By D. Patrick Jones
To what degree will the Tri-Cities participate in the knowledge economy well underway this century?
First, a quick definition: a knowledge economy is one where a large number of jobs exploit brainpower. We need to look no further than King County to see what this kind of economy looks like. In the economists’ taxonomy of jobs, where there’s a large concentration of information technology, as well as scientific, professional and technical jobs, there’s a good chance that the local economy is knowledge-based.
Why does that matter? One reason lies in a strong and positive correlation between educational attainment and salaries. There are many other benefits, such as a greater defense to artificial intelligence’s implications for job destruction. Higher salaries, of course, lead to higher incomes, which bring all sorts of benefits—from retail sales, to real estate, to local government revenue. Consider King County’s annual wages: in 2018, it averaged a little more than $88,000. That’s more than $22,000 than the state average.
A knowledge economy rests, well, on knowledge. If the Tri-Cities is to succeed in developing more of a knowledge economy—now minimal outside of Pacific Northwest National Laboratory—my hunch is that there’s a strong desire to grow local talent. Typically, that talent is acquired at schools. How is talent acquisition doing here?
One has to start with the K-12 system, even though a high school diploma hardly gets anyone in the knowledge economy door. By one metric, high school graduation rates, which we can observe in the Benton-Franklin Trends data, some modest improvement can be celebrated. The extended rate is appropriate to consider in communities with a large number of English-language learners. Since the 2010-11 school year, the rate has increased by nearly 7 percentage points, with the most recent value at approximately 81 percent. Note, however, that success in the past several years has been stagnant. And also note that the local rate—averaged over all districts in the two counties—is still below the Washington average.
How about actual knowledge? If graduation rates capture the educational outcome of quantity, assessments reflect quality. As any parent of a public school student knows, the current tool to do this in Washington state is the Smarter Balanced Assessment, or SBA. It is a much more difficult test than the prior state test, the Washington Assessment of Student Learning, or WASL, but aligns with the national effort around Common Core standards. Benton-Franklin Trends depicts three assessments, each for two grades: fourth and tenth and above.
Consider the English language arts assessment. For the fourth-grade, some progress is observable; most recently, about half of the area’s fourth-graders are meeting standard. But the share throughout the state has been considerably higher. Due to changes in the test administration by the state, only one observation is available for tenth grade. But that shows the area’s tenth-graders lagging the Washington average by several percentage points.

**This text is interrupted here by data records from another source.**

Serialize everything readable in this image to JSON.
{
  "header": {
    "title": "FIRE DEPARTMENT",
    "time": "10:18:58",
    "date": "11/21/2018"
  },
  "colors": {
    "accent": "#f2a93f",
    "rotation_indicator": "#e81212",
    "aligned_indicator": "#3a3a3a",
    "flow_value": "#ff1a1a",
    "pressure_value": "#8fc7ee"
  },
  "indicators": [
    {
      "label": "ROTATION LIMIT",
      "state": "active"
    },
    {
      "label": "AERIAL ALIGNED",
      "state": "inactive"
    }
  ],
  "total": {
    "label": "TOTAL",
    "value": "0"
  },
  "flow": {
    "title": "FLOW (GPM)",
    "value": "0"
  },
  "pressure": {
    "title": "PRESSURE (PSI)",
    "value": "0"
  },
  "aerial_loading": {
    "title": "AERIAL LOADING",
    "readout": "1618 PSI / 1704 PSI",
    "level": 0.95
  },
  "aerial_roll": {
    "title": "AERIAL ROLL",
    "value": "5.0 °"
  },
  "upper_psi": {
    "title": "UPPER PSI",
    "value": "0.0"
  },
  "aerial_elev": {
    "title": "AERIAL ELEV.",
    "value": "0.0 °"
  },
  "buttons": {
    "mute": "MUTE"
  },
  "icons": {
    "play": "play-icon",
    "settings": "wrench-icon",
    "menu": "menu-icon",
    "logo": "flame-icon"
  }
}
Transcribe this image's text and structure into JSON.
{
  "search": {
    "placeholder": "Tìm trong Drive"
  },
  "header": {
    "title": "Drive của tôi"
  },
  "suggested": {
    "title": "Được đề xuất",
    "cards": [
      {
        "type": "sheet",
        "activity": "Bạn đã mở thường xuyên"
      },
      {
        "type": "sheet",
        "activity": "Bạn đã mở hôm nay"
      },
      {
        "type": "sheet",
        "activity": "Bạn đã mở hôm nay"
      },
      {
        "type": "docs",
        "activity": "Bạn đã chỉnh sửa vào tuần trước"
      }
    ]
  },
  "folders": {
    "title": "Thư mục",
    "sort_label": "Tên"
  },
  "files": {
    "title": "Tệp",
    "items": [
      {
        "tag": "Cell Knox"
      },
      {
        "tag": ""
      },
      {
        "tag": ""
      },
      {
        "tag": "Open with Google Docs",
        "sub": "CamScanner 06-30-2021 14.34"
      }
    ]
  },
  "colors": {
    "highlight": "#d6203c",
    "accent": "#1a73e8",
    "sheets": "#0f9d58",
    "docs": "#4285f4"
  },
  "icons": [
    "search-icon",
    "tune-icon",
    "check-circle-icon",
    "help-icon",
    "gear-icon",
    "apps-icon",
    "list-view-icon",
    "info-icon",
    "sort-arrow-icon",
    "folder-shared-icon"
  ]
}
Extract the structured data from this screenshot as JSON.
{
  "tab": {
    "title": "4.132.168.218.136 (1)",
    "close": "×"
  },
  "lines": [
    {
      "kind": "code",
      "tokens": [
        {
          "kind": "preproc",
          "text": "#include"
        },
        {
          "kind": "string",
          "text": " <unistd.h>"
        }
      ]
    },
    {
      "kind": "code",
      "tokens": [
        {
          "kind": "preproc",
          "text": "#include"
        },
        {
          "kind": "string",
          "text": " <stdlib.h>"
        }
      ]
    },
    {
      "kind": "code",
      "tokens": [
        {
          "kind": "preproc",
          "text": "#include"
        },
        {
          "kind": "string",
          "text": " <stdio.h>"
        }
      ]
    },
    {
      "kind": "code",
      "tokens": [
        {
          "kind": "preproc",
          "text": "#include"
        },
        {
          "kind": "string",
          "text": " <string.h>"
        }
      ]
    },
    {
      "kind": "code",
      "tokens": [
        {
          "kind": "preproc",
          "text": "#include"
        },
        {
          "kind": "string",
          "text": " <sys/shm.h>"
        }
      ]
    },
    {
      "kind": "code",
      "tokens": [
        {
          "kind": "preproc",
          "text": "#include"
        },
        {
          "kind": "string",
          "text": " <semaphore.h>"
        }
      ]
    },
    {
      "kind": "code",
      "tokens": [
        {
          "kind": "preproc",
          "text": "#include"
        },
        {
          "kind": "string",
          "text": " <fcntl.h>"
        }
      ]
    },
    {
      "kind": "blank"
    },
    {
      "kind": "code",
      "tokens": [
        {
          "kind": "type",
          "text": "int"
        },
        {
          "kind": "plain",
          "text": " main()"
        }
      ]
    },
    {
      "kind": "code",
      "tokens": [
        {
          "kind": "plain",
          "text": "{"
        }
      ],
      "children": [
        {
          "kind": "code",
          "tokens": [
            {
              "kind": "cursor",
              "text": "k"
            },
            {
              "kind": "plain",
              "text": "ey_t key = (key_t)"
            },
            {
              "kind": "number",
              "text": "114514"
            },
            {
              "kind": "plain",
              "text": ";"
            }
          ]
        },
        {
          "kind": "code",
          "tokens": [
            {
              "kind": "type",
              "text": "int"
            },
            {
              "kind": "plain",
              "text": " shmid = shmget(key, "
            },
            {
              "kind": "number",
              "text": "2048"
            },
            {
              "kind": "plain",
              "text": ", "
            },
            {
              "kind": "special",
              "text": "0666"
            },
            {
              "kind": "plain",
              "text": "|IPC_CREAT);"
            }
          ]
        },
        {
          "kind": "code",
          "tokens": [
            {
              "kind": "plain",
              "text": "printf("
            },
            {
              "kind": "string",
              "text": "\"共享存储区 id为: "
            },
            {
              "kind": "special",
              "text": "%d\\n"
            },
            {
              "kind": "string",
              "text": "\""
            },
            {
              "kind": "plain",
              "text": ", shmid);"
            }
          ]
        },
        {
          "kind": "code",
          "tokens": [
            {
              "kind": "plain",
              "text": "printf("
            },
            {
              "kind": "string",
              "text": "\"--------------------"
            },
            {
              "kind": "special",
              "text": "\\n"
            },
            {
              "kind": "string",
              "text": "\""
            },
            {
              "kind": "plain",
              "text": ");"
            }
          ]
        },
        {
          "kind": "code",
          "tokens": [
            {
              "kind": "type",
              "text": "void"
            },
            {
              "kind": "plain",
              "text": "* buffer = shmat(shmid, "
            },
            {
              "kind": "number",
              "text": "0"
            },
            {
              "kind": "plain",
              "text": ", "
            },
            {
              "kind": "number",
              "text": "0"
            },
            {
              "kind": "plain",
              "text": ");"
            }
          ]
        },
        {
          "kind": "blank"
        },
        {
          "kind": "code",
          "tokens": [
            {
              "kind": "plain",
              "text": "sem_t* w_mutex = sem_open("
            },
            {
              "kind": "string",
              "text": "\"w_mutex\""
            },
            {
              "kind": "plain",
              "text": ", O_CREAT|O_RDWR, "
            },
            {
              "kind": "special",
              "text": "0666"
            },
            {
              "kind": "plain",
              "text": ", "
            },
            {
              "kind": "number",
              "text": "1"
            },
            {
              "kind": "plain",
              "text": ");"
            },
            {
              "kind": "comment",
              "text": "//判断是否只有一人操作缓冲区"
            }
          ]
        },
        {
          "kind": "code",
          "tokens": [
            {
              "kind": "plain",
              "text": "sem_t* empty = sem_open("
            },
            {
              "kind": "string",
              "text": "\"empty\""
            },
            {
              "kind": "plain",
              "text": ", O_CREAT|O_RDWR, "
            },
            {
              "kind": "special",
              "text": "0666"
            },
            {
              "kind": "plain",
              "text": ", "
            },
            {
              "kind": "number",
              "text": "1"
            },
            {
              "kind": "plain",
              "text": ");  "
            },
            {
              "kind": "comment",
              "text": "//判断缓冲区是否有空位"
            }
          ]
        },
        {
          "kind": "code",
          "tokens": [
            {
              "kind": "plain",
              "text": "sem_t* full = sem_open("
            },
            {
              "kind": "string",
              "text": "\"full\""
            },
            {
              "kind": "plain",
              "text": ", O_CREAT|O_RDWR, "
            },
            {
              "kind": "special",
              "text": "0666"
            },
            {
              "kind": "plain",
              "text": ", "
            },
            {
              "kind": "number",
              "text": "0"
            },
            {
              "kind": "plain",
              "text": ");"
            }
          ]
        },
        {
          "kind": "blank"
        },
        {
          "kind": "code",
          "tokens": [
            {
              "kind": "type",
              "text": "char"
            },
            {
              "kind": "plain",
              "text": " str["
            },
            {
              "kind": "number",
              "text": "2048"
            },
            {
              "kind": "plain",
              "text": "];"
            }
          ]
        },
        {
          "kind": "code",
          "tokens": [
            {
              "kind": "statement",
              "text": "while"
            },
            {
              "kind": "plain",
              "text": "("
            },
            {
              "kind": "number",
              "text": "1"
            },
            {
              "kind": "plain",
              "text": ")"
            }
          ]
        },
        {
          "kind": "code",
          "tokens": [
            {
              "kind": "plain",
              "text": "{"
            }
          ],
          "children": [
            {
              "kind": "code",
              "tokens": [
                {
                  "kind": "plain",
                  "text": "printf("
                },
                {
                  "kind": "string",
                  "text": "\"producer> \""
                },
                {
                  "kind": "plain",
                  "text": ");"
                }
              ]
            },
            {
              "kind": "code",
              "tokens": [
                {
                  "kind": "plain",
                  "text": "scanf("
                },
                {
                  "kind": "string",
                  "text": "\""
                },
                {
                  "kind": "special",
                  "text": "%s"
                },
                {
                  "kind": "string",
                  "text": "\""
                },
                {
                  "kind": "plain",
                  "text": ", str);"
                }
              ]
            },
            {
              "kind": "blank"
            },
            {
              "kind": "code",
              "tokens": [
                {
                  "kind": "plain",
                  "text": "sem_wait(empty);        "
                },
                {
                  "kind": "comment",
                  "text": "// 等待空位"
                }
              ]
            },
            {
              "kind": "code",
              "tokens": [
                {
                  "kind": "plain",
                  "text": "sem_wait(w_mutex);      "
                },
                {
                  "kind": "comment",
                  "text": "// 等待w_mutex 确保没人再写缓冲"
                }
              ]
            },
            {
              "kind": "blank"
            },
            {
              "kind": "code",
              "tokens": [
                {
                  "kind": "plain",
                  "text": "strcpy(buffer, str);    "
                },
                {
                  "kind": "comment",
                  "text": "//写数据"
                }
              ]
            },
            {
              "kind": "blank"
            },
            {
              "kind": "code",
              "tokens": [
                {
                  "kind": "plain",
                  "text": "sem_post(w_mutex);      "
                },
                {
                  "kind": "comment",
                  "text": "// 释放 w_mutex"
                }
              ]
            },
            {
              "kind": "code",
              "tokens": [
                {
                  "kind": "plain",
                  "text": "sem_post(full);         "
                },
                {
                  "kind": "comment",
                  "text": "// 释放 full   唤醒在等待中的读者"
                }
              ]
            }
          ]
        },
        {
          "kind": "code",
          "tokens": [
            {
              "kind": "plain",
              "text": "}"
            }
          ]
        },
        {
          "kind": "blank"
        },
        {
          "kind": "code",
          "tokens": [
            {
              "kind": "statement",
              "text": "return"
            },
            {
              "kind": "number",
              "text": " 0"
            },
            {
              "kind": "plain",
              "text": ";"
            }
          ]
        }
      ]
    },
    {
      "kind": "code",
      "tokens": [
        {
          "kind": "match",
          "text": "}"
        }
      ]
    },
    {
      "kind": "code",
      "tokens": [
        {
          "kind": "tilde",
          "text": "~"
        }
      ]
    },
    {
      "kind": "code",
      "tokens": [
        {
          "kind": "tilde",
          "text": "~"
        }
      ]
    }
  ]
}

What about math, key to the science, technology, engineering and math disciplines, powering the growth of the knowledge economy? For fourth grade, Trends data reveals no progress in meeting standard over the past four years. And area schools lag the state fourth grade average by about 10 percentage points. Less than a third of area tenth-graders were able to meet the SBA math standards, and the gap to the state is similarly around 10 percentage points.
With this K-12 backdrop, it is not surprising that local college-going behavior lags its benchmarks. Consider the metric of share of high school seniors in a two- or four-year college in the year after graduation, found in the Trends data. The trend has gone in the wrong direction.
Compared to 2005, fewer area public high school grads are attending either a community college or a private four-year college or university.
The one category that has gained a bit over time is the share of students attending public four-year universities. While the trend for the entire state has been one of decline, local college-going still lags behind the state average. The one exception is community-college-going behavior: It has been and still is higher than the state.
Related Trends data—the share of adults enrolled in higher education—tells a similar story. Here the activities of area students have been and continue to be lower than for both the state and the U.S. On a bright note, recently that gap has narrowed a bit.
Where then might a knowledge economy in the Tri-Cities be within a decade? It appears to this observer that new firms will need to emerge, unless PNNL doubles its headcount. Beyond talent, other factors come into play in firm creation: the appetite for entrepreneurship, the presence of early-stage financing and an ecosystem of related firms. But the need for talent will remain paramount. Let’s hope that both the K-12 and higher ed trends over the next few years will look a little different.
Patrick Jones is the executive director for Eastern Washington University’s Institute for Public Policy & Economic Analysis. Benton-Franklin Trends, the institute’s project, uses local, state and federal data to measure the local economic, educational and civic life of Benton and Franklin counties.